Pionnière en 2007, sa position n’avait pas bougé alors que, depuis décembre 2020, suite à la reconnaissance de la « marocanité » du Sahara occidental par les Etats-Unis – Donald Trump était alors en fin de mandat –, le Maroc avait obtenu une évolution de certains pays européens jugée favorable à ses intérêts.

L’Espagne notamment, mise sous pression par le Maroc sur la question migratoire, avait concédé que le plan royal était « la base la plus sérieuse et crédible » de discussion, l’usage du superlatif marquant un saut qualitatif. A tout le moins, la France pourrait passer de l’article indéfini à l’article défini en remplaçant « une base sérieuse » par « la base sérieuse » afin d’exprimer une qualification plus élogieuse du plan marocain.

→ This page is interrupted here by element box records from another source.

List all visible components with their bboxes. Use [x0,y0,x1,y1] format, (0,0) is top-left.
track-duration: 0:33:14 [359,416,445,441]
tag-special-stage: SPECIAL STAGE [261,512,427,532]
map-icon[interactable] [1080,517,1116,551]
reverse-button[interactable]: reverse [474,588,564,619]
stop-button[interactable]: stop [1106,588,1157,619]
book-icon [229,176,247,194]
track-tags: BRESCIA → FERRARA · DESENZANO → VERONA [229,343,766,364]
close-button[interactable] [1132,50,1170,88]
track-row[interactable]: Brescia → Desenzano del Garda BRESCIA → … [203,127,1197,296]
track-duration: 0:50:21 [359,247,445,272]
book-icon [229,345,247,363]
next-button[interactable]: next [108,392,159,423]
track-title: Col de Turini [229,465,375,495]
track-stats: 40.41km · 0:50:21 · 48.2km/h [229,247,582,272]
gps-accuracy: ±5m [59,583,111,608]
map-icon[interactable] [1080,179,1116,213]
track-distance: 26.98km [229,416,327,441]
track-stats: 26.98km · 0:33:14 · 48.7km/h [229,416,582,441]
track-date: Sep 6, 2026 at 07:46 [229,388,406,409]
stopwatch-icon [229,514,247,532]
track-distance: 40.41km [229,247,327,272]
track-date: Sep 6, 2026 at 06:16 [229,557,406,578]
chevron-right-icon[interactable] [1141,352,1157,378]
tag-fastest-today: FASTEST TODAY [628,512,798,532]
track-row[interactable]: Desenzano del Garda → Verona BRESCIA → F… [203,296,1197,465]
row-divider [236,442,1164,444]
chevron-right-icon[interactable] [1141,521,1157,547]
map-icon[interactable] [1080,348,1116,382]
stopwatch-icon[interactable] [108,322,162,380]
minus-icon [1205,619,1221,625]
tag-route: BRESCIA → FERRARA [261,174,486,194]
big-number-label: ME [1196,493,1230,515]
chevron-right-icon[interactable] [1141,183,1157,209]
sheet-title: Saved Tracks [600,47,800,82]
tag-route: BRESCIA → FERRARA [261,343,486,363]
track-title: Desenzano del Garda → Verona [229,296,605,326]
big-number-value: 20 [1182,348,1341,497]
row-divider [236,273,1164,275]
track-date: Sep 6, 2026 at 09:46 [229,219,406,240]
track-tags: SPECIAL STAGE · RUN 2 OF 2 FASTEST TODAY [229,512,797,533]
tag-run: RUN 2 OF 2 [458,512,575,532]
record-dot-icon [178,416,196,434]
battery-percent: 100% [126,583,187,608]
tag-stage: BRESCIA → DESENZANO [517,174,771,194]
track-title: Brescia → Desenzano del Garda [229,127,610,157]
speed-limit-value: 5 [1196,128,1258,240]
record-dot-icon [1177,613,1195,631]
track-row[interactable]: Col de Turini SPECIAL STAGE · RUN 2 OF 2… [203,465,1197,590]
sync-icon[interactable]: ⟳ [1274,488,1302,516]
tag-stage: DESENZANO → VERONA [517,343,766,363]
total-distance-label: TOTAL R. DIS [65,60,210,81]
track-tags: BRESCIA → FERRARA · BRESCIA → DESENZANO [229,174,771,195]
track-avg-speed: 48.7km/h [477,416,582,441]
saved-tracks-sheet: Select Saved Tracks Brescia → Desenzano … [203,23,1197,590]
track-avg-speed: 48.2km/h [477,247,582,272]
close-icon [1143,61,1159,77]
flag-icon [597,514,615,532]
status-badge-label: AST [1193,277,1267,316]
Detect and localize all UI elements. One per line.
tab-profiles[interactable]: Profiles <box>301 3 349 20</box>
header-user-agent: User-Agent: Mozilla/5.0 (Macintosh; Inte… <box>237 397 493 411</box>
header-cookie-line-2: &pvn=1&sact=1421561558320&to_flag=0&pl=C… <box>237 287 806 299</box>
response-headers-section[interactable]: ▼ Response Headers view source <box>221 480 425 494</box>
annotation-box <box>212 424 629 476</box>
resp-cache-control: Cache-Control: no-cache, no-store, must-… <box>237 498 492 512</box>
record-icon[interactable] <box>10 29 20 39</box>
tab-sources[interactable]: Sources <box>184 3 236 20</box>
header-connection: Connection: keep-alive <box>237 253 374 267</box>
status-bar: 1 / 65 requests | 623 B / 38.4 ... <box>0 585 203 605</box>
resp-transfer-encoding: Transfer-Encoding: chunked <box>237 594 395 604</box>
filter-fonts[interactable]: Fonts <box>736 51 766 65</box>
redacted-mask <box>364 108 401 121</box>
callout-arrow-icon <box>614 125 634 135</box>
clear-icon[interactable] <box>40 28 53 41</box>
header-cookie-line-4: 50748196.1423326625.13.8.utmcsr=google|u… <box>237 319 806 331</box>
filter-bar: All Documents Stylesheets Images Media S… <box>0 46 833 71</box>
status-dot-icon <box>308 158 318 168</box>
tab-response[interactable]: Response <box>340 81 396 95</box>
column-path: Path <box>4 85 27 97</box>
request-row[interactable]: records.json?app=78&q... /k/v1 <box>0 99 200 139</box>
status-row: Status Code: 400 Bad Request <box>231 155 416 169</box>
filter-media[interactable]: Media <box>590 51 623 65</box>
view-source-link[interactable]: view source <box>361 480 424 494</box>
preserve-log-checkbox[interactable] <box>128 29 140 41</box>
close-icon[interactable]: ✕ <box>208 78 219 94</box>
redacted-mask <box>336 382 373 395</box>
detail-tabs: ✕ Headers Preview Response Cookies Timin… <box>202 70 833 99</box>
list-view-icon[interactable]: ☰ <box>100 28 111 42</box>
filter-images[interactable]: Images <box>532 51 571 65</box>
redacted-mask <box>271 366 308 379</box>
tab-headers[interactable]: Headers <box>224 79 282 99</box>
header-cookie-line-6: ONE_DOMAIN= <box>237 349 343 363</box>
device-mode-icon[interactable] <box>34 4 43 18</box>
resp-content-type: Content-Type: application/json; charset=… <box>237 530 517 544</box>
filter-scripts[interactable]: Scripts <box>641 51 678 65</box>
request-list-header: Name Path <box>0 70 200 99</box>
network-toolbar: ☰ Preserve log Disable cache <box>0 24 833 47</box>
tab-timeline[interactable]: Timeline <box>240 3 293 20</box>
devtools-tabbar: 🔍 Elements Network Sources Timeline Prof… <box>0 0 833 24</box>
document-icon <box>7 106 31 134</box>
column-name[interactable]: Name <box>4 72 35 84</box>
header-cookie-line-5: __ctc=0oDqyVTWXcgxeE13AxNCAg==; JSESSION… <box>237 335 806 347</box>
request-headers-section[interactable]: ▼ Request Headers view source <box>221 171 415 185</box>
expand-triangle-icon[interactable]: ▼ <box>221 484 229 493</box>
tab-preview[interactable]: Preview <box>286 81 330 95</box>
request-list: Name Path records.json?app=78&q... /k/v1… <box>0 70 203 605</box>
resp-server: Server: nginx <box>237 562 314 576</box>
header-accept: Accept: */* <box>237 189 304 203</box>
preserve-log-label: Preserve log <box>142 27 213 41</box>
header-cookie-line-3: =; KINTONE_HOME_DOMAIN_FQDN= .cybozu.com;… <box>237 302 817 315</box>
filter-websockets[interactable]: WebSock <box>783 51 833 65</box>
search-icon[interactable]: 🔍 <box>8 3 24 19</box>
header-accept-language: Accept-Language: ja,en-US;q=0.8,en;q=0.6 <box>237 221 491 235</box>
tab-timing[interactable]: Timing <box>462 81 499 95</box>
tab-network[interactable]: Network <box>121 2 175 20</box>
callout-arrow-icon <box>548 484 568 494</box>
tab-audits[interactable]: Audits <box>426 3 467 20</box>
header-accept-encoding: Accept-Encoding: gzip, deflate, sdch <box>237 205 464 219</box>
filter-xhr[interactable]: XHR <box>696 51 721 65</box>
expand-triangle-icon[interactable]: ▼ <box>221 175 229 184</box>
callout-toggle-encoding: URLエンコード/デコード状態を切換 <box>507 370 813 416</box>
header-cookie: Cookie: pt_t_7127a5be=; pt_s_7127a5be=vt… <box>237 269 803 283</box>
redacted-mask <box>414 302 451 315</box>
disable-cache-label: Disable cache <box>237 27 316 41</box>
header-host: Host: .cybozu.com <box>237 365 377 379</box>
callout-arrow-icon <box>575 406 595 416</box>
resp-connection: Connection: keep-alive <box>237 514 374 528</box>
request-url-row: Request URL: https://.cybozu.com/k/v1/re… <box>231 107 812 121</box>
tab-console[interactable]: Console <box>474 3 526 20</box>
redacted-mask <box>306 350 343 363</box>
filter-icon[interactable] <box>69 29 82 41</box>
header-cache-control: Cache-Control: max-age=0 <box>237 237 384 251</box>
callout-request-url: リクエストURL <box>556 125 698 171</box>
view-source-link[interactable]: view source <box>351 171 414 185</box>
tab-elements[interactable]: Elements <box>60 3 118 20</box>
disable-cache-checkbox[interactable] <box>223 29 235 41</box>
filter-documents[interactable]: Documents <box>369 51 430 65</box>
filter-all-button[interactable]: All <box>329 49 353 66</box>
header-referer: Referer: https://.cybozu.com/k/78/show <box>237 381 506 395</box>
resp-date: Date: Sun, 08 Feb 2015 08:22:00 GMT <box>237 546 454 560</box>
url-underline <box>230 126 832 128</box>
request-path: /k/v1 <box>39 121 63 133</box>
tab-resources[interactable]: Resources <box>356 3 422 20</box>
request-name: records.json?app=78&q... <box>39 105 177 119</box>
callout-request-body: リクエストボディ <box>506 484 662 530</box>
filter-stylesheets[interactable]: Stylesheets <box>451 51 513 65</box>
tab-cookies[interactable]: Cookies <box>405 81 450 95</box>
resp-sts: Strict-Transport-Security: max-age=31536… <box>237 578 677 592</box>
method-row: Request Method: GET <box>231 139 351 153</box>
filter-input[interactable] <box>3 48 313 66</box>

Plus qu’une rupture, il s’agirait en fait d’un retour au langage déjà utilisé par Alain Juppé, ministre des affaires étrangères sous la présidence de Nicolas Sarkozy, qui avait lors d’une visite à Rabat en mars 2012 affirmé que le plan royal, « aujourd’hui la seule proposition réaliste sur la table », constituait « la base sérieuse et crédible d’une solution ». La formule avait ensuite été abandonnée par la diplomatie française avec l’arrivée à l’Elysée de François Hollande quelques mois plus tard.